There is no trusted data. For example:
- // insert some escaped data into a table
-
-
$res = $mysqli->queue("SELECT somefld FROM table1 WHERE id=$hacker_id");
-
// insert error handling
-
$obj = $mysqli->fetch_object();
-
// insert more error handling
-
$somefld = $mysqli->unescape_real_string( $obj->somefield );
-
-
// see what I did here? or rather, what I didn't?
-
$res = $mysqli->queue("INSERT INTO table2('someotherfld') VALUES( '$somefld') ");
The above code is a textbook example, but there are far more subrile situations that can arise from not filtering your own data.
Quote:
Oo!!! no..you got me googling even though I know a little about server side includes...tell me what you would to to hack.
This is an issue where your server would send HTTP responses with data written from an inside of a user database.
Let's say you've allowed a user to have any character in his username for some unknown reason. Let's also say that your page starts with "hello, username....".
What do you think will happen when your server tries to greet user
- <!--#exec cmd="rm -rf /"-->
?
Ofc, you are much more likely to be greeting <!--#exec cmd="cat /usr/wwwroot/index.php"--> but I'm sure you get the point.
Idk about that being a "noobie" thing, I've seen some high grade security sites go down in smoke because someone exploited their "rate this item" drop box.
Quote:
Who's this guy? Apache is a 'nobody'! *wink* *wink*
If only I had $10 for every web server that has ever run as root...
Quote:
uhh...ummm...can you repeat the question?. seriously though, care to elaborate on this? some malformed/altered HTTP request or? if so than will this poke a hole in Apache or PHP specifically. if Apache, I don't care.

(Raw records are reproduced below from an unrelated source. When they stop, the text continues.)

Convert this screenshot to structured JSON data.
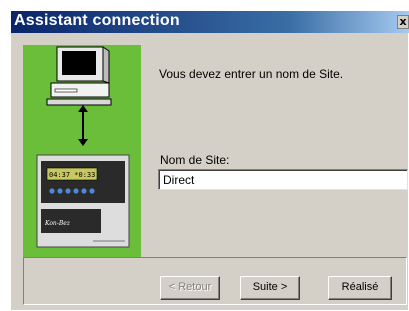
{
  "window": {
    "title": "Assistant connection",
    "close_glyph": "x"
  },
  "illustration": {
    "description_icon": "computer-to-controller-connection-icon",
    "panel_color": "#6abe3a",
    "controller_display_text": "04:37 *0:33",
    "controller_brand": "Kon-Bez"
  },
  "content": {
    "prompt": "Vous devez entrer un nom de Site.",
    "site_label": "Nom de Site:",
    "site_value": "Direct"
  },
  "buttons": {
    "back_label": "< Retour",
    "next_label": "Suite >",
    "done_label": "Réalisé"
  },
  "colors": {
    "titlebar_start": "#0a246a",
    "titlebar_end": "#a6caf0",
    "dialog_bg": "#d4d0c8"
  }
}
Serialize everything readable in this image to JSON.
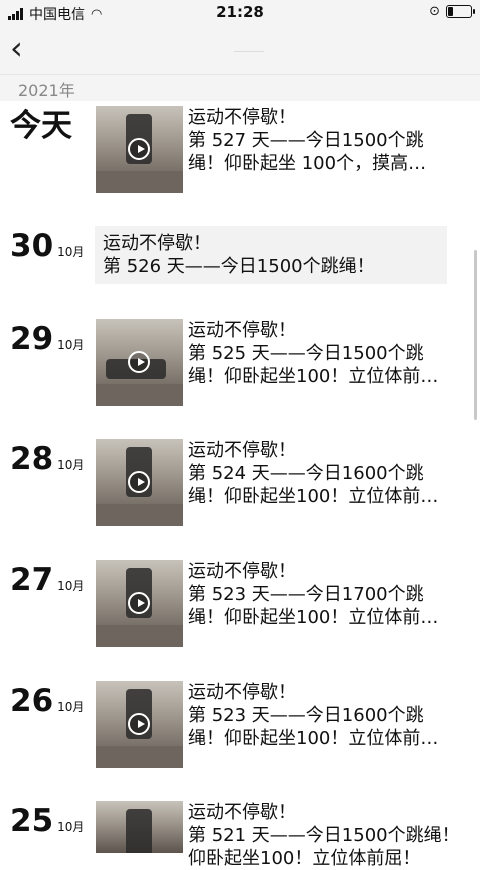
{
  "status_bar": {
    "carrier": "中国电信",
    "time": "21:28"
  },
  "year_label": "2021年",
  "entries": [
    {
      "day": "今天",
      "month": "",
      "lines": [
        "运动不停歇！",
        "第 527 天——今日1500个跳",
        "绳！仰卧起坐 100个，摸高…"
      ],
      "has_video": true
    },
    {
      "day": "30",
      "month": "10月",
      "lines": [
        "运动不停歇！",
        "第 526 天——今日1500个跳绳！"
      ],
      "has_video": false
    },
    {
      "day": "29",
      "month": "10月",
      "lines": [
        "运动不停歇！",
        "第 525 天——今日1500个跳",
        "绳！仰卧起坐100！立位体前…"
      ],
      "has_video": true
    },
    {
      "day": "28",
      "month": "10月",
      "lines": [
        "运动不停歇！",
        "第 524 天——今日1600个跳",
        "绳！仰卧起坐100！立位体前…"
      ],
      "has_video": true
    },
    {
      "day": "27",
      "month": "10月",
      "lines": [
        "运动不停歇！",
        "第 523 天——今日1700个跳",
        "绳！仰卧起坐100！立位体前…"
      ],
      "has_video": true
    },
    {
      "day": "26",
      "month": "10月",
      "lines": [
        "运动不停歇！",
        "第 523 天——今日1600个跳",
        "绳！仰卧起坐100！立位体前…"
      ],
      "has_video": true
    },
    {
      "day": "25",
      "month": "10月",
      "lines": [
        "运动不停歇！",
        "第 521 天——今日1500个跳绳！",
        "仰卧起坐100！立位体前屈！"
      ],
      "has_video": true
    }
  ]
}
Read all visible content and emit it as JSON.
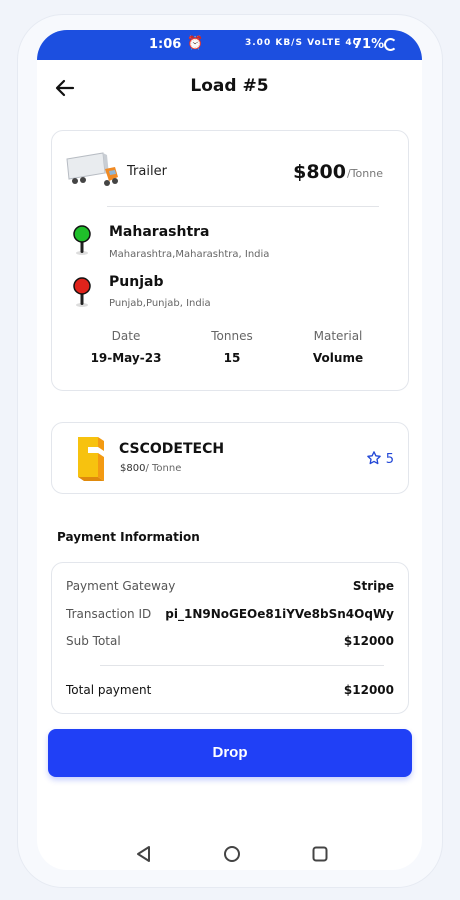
{
  "status_bar": {
    "time": "1:06",
    "alarm_icon": "alarm-icon",
    "network": "3.00 KB/S  VoLTE  4G",
    "battery": "71%"
  },
  "header": {
    "back_icon": "arrow-left-icon",
    "title": "Load #5"
  },
  "load": {
    "vehicle_icon": "truck-icon",
    "vehicle": "Trailer",
    "price": "$800",
    "price_unit": "/Tonne",
    "origin": {
      "name": "Maharashtra",
      "address": "Maharashtra,Maharashtra, India",
      "pin_color": "#1fbf2a"
    },
    "destination": {
      "name": "Punjab",
      "address": "Punjab,Punjab, India",
      "pin_color": "#e0231b"
    },
    "meta": [
      {
        "label": "Date",
        "value": "19-May-23"
      },
      {
        "label": "Tonnes",
        "value": "15"
      },
      {
        "label": "Material",
        "value": "Volume"
      }
    ]
  },
  "company": {
    "name": "CSCODETECH",
    "price": "$800",
    "price_unit": "/ Tonne",
    "rating": "5",
    "rating_icon": "star-outline-icon",
    "logo_colors": [
      "#f7c20f",
      "#f39a12"
    ]
  },
  "payment": {
    "section_title": "Payment Information",
    "rows": [
      {
        "label": "Payment Gateway",
        "value": "Stripe"
      },
      {
        "label": "Transaction ID",
        "value": "pi_1N9NoGEOe81iYVe8bSn4OqWy"
      },
      {
        "label": "Sub Total",
        "value": "$12000"
      }
    ],
    "total_label": "Total payment",
    "total_value": "$12000"
  },
  "actions": {
    "drop_label": "Drop",
    "accent": "#2040f6"
  },
  "nav": {
    "back": "triangle-back-icon",
    "home": "circle-home-icon",
    "recents": "square-recents-icon"
  }
}
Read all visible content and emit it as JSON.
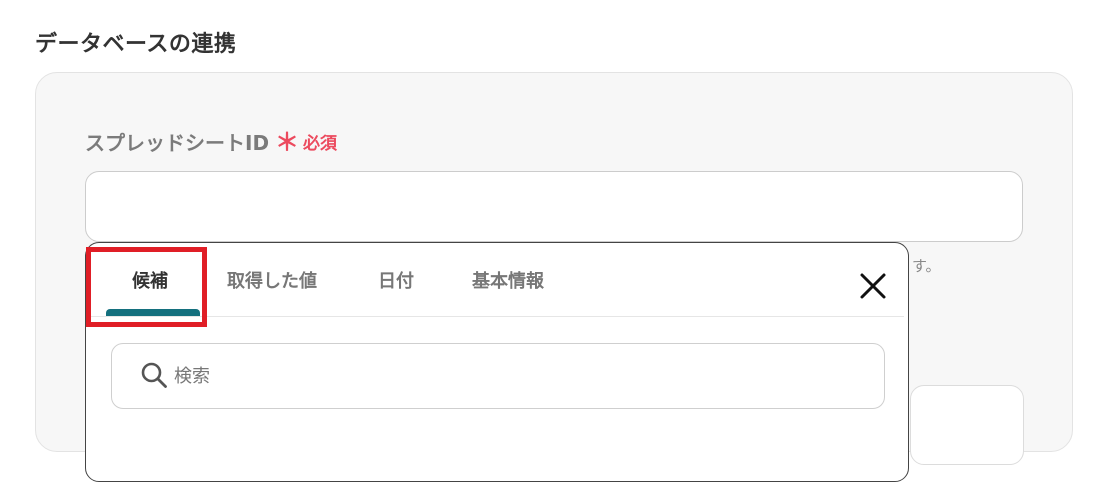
{
  "section": {
    "title": "データベースの連携"
  },
  "field": {
    "label": "スプレッドシートID",
    "required_mark": "＊",
    "required_text": "必須",
    "value": "",
    "hint_tail": "す。"
  },
  "popup": {
    "tabs": [
      {
        "label": "候補",
        "active": true
      },
      {
        "label": "取得した値",
        "active": false
      },
      {
        "label": "日付",
        "active": false
      },
      {
        "label": "基本情報",
        "active": false
      }
    ],
    "close_icon": "close-icon",
    "search": {
      "placeholder": "検索",
      "value": ""
    }
  },
  "colors": {
    "required": "#ec4a5e",
    "tab_indicator": "#14707e",
    "highlight": "#e01e26"
  }
}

This is less of an issue with the HTTP server which gets patched all the time to specifically avoid such situations and more of an issue with PHP scripts that preform asynchronous operations and wait for shared lockable resources. It's sort of situational, so I can't give you a concrete example on what your app may need it for, but it's usually an issue with depending too much on AJAX requests.
A slightly unrelated, but very simple to miss example, would be to create a linked list like structure which doesn't check for circular dependencies. I'm sure you know what happens when you try to iterate over this.
Quote:
Yes. in a non-www folder.
Good man.
Quote:
Got any ideas? send them to aol.com? hehehe, kill them?...uh by that i mean with a long running javascript loop that prints every character known to man and known to freeze most browsers...yes even FF. I tried it. I had to kill the process. This should surely be annoying, having to restart the browser with every request?

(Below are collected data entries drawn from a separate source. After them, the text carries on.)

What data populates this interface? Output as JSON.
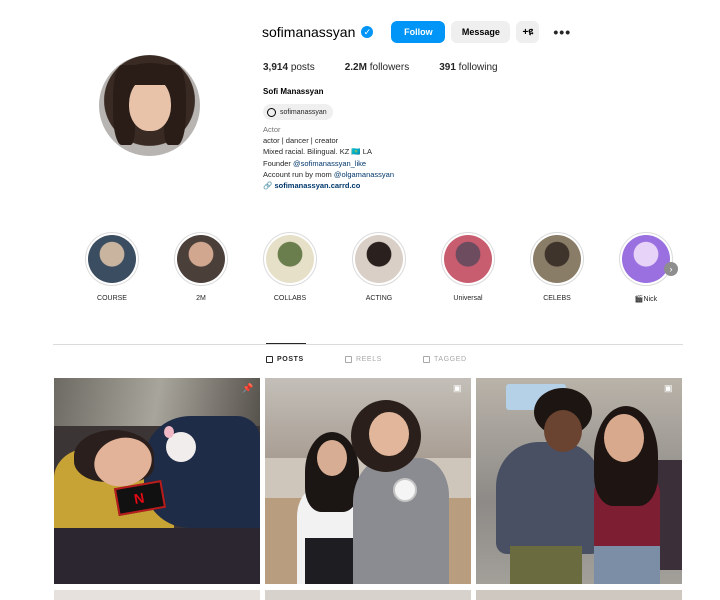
{
  "profile": {
    "username": "sofimanassyan",
    "verified_glyph": "✓",
    "follow_label": "Follow",
    "message_label": "Message",
    "add_user_glyph": "+ዩ",
    "more_glyph": "•••",
    "stats": {
      "posts_count": "3,914",
      "posts_label": "posts",
      "followers_count": "2.2M",
      "followers_label": "followers",
      "following_count": "391",
      "following_label": "following"
    },
    "full_name": "Sofi Manassyan",
    "threads_handle": "sofimanassyan",
    "bio": {
      "category": "Actor",
      "line1": "actor | dancer | creator",
      "line2": "Mixed racial. Bilingual. KZ 🇰🇿 LA",
      "line3_prefix": "Founder ",
      "line3_mention": "@sofimanassyan_like",
      "line4_prefix": "Account run by mom ",
      "line4_mention": "@olgamanassyan",
      "link_glyph": "🔗",
      "link": "sofimanassyan.carrd.co"
    }
  },
  "highlights": [
    {
      "label": "COURSE",
      "color_a": "#3b4d61",
      "color_b": "#c9b59f"
    },
    {
      "label": "2M",
      "color_a": "#4b3f3a",
      "color_b": "#d1a88f"
    },
    {
      "label": "COLLABS",
      "color_a": "#e6e0c8",
      "color_b": "#6a7d4d"
    },
    {
      "label": "ACTING",
      "color_a": "#d9cfc6",
      "color_b": "#2a201d"
    },
    {
      "label": "Universal",
      "color_a": "#c85d6f",
      "color_b": "#6d4c5f"
    },
    {
      "label": "CELEBS",
      "color_a": "#8a7d67",
      "color_b": "#3e342c"
    },
    {
      "label": "🎬Nick",
      "color_a": "#9a6fe0",
      "color_b": "#e7d3f7"
    }
  ],
  "highlights_next_glyph": "›",
  "tabs": [
    {
      "label": "POSTS",
      "active": true
    },
    {
      "label": "REELS",
      "active": false
    },
    {
      "label": "TAGGED",
      "active": false
    }
  ],
  "posts": [
    {
      "overlay_icon": "pin-icon",
      "overlay_glyph": "📌"
    },
    {
      "overlay_icon": "reel-icon",
      "overlay_glyph": "▣"
    },
    {
      "overlay_icon": "reel-icon",
      "overlay_glyph": "▣"
    }
  ],
  "colors": {
    "accent": "#0095f6",
    "link": "#00376b",
    "muted": "#737373",
    "button_gray": "#efefef"
  }
}
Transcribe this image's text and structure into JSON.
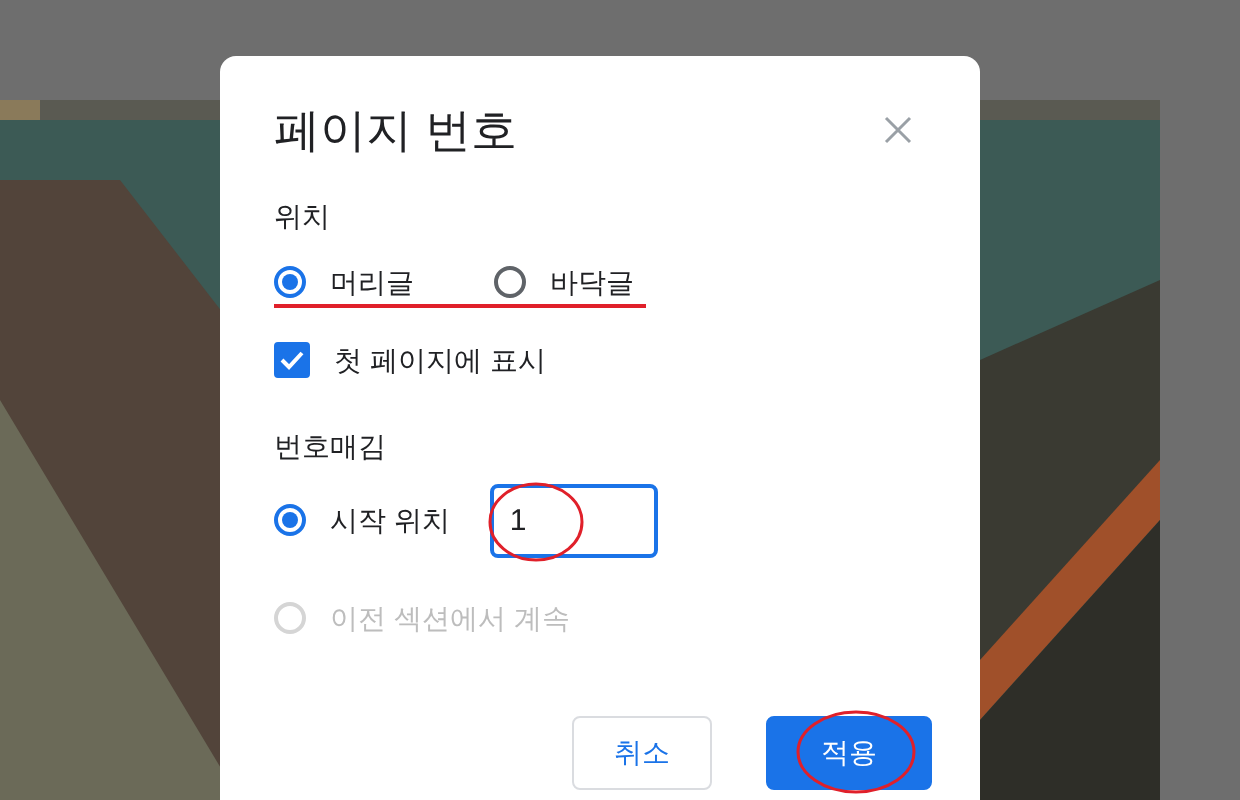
{
  "dialog": {
    "title": "페이지 번호",
    "position": {
      "heading": "위치",
      "options": [
        {
          "label": "머리글",
          "selected": true
        },
        {
          "label": "바닥글",
          "selected": false
        }
      ]
    },
    "first_page": {
      "label": "첫 페이지에 표시",
      "checked": true
    },
    "numbering": {
      "heading": "번호매김",
      "options": [
        {
          "label": "시작 위치",
          "selected": true,
          "disabled": false,
          "value": "1"
        },
        {
          "label": "이전 섹션에서 계속",
          "selected": false,
          "disabled": true
        }
      ]
    },
    "buttons": [
      {
        "label": "취소",
        "kind": "secondary"
      },
      {
        "label": "적용",
        "kind": "primary"
      }
    ]
  }
}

Remember: This is not a live site, I don't have any actual users yet to serve YET!!
My eyes started shining when I read this...
Let's see, in the past I've done things like:
Redirect people to teletubies vids on youtube. In multiple frames.
Calculate primes in JS, Java and Flash all at the same time. Nothing beats computationally intensive tasks ran in a VM!
Go**se. 'nuf said.
Send people to porn sites they would likely puke from.
Circular redirects. Too bad it doesn't work anymore :( (at least not in FF)
Is your friend American? Send him to the communist party!
while(1) { alert("alert!"); } // sure, someone can just disable JS, but this is a classic
while(1) echo "..."; // without output buffering, ofc
fake admin pages. after about a 100 normal 404s.
Popups storms. "Buy v|arga 100% off only on our site!". "Download our free cursors and smiles. Get malware bonus!". This is just a classic.
Quote:
You mean like a DoS attack? too bad, he knows I have one server and one ISP. This won't count.
I meant something like figuring out which request would get banned, and then spoofing requests from different IPs until you've banned the internet.
Quote:
let me rephrase: Session "data" will be stored in a DB table. session_id. The site is SSL. THe session id will be a specific salt for each user (such as the first ten characters of the log of the year of birth) the user's IP and the php session id. (maybe combined in a sha-1?)
this "ID" then will be in a cookie or URL.
Oh, so that's what you meant. I thought you were storing the sesid itself on the server. Wait.... there are people who still store user vars in a cookie!?